Everyone agrees that suffering is synonymous with cycling, and that the ability to tolerate pain is a vital part of performance. Fausto Coppi, who many consider the greatest of all, put it simplest: “Cycling is suffering.” Eddy Merckx added a little more explanation: “Cyclists live with pain. If you can’t handle it, you will achieve nothing."
The truth is, we have no adequate metric for measuring suffering. It remains an enigmatic and elusive feature of our sport. Each rider’s suffering is their own — we cannot compare it to our own, we can only imagine. I might like to believe I’m more pain-resilient than another rider, but I’ll never know for certain.
Anyone reading this who is about to embark on a Gran Fondo should consider enhancing their mental preparation. Set some goals, and prepare to do battle for them. Have somewhere your mind can take you, when you reach your threshold. Then drive through and go beyond that threshold. Your body and fitness failing will not be what brings you closest to failure, your head will. That being said, you have trained hard for this. You have been to the hurt locker and know how to deal with the torment.
Though our knowledge of how to manage suffering is improving, there is an aesthetic or transcendental element — the part that is beyond logical explanation.

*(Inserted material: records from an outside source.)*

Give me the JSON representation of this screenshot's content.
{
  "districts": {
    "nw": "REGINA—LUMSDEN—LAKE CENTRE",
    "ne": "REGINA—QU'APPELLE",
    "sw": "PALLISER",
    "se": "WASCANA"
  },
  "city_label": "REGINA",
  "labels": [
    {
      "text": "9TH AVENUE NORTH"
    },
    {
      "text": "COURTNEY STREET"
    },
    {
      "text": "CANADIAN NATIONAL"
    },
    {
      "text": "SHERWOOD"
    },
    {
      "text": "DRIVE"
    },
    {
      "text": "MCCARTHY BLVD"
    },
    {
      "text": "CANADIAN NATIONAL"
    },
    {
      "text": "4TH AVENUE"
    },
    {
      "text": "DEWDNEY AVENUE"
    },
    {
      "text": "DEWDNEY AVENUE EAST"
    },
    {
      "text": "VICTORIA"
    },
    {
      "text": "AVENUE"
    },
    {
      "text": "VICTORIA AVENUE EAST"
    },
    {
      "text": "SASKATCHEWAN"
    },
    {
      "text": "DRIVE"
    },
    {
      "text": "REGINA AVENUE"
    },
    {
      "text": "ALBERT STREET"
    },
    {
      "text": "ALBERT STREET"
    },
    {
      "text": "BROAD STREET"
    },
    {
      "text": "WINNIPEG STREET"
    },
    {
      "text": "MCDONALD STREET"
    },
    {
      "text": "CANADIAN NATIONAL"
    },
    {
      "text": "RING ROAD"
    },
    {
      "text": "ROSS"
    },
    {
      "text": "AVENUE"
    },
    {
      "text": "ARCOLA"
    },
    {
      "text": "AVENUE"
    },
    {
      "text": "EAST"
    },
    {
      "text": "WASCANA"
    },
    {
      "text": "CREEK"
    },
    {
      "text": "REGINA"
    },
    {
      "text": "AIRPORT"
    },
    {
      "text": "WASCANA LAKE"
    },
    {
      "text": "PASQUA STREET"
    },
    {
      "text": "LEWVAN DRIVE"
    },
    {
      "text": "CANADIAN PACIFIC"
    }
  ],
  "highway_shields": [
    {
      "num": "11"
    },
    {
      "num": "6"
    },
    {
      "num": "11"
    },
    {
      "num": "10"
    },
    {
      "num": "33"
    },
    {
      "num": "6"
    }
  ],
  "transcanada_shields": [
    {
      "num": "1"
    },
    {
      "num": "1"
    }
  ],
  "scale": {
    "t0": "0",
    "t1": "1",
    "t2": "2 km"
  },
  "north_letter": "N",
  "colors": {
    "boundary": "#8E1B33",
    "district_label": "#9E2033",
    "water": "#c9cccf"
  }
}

The way we deal with hurt is best described as a relationship and rapport with pain that is outside of observable human experience and comprehension. Some even describe it in terms of beauty. British pro Mark McNally puts it thus: “[Suffering] can be so cruel and so beautiful at the same time. The contrast between the pain and the euphoria it brings is what makes it seem more beautiful.”
In other words, you have to learn to love suffering not just for the rewards it bestows but for its own sake too — perverse as that may seem.
So set your goals. Have your targets and use them to drive through when the hurt and the head try to take control. You have worked so hard to get here. Don't allow your head stop you being the best you can be.